I feel surprised by how much it’s taken the wind out of my sails and made me feel so sad and lonely
My husband and I have been married for 15 years and have two children and if you’d asked me a year ago, I would have said we were happy. But although we get on like a house on fire, he seems to have completely gone off sex and any kind of physical interaction with me. I’ve tried all the sexy seducing, and he still shows zero interest – and he won’t talk about it either. I feel surprised by how much it’s taken the wind out of my sails, and made me feel so sad and lonely. I don’t know what I’ve done wrong and I don’t know how to make it right. Please help.
– Deserted
Sex. That bottomless source of confusion, even when you are in what appears to be a solid relationship.

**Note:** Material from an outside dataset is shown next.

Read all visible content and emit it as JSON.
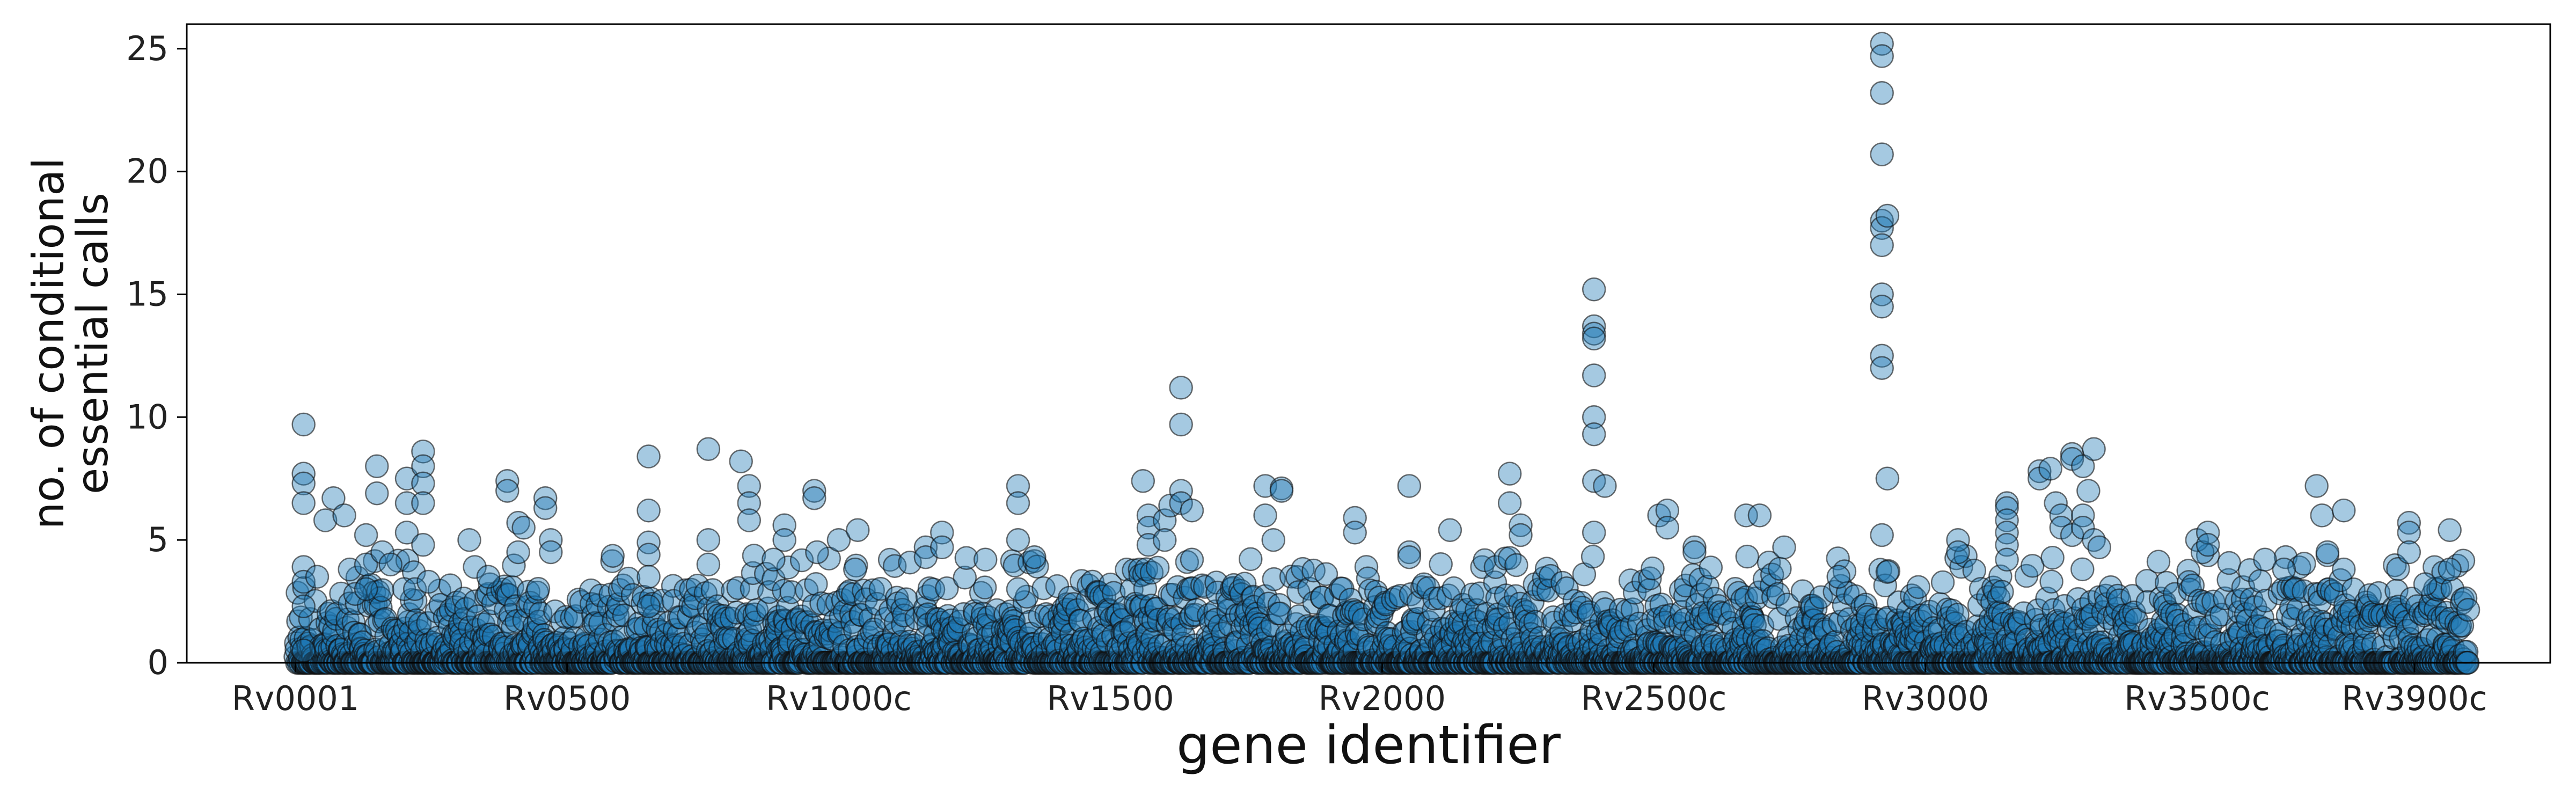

Emilie remembers someone helpfully telling her something like ‘if you put a pound in a jar for every time you have sex in the first year of marriage and then take a pound out for every time you have sex, for the rest of your life, you will never empty it’. Thanks, helpful person. But, when you are bringing up children and when you’ve been in a relationship for a while, it is impossible to be as spontaneous and delirious as in the early days. You have to attack the sex scheduling with military precision – create a sexcel spreadsheet as it were. Not forgetting the way Covid forced everybody together all the time. All that proximity. Throw in a side of cost-of-living crisis, war, political uncertainty, floods. It’s no surprise that people’s sexual mojos are missing-in-action. It can be very lonely in relationships when this form of communication is switched off. So how to turn it back on?

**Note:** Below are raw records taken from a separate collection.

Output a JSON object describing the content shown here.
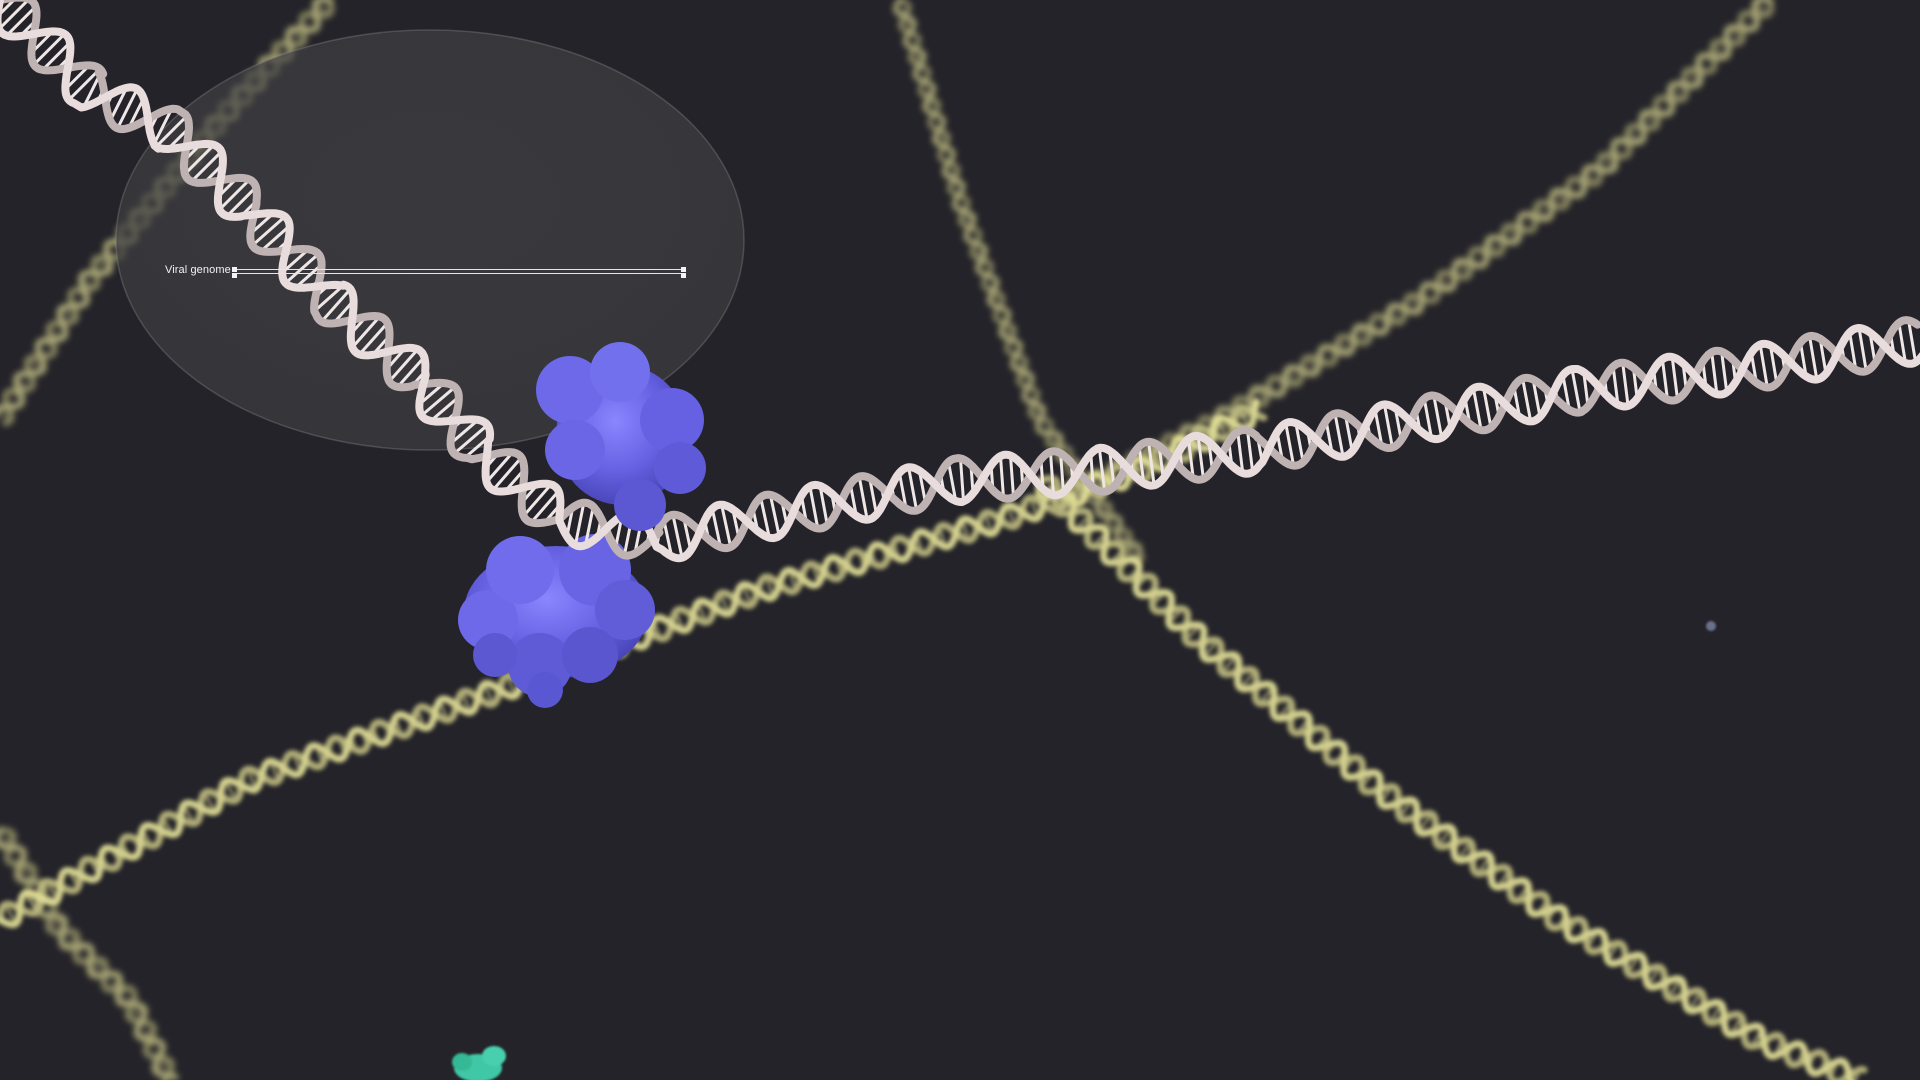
{
  "scene": {
    "background": "#242329",
    "colors": {
      "foreground_dna": "#e9dcdc",
      "background_dna": "#e6e39a",
      "protein": "#6a67e6",
      "small_molecule": "#3fc7a6",
      "particle": "#7a86a6",
      "lens": "#cfcfcf"
    }
  },
  "annotation": {
    "label": "Viral genome"
  }
}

Some might leap straight to the idea that he could be having an affair but we really don’t recommend this course of catastrophising. It’s alienating and accusatory and only one of a rich tapestry of possibilities. Think hard about what is going on his life. Is everything ok at work? How is his job security? Is he enjoying it? Does he feel validated? Has anything changed with him physically? Is he injured in some way and is therefore not exercising or in pain or not sleeping? Has there been a change in the dynamic of his wider family? Emilie has a friend whose husband lost interest in sex for a years after his father died. Another friend became totally consumed with work (he works in politics so there was a lot) and that’s where all his energies went. Is he obsessed with something or unusually anxious? Are the children happy? Hell, it could be climate change panic choking the engine of his sex drive.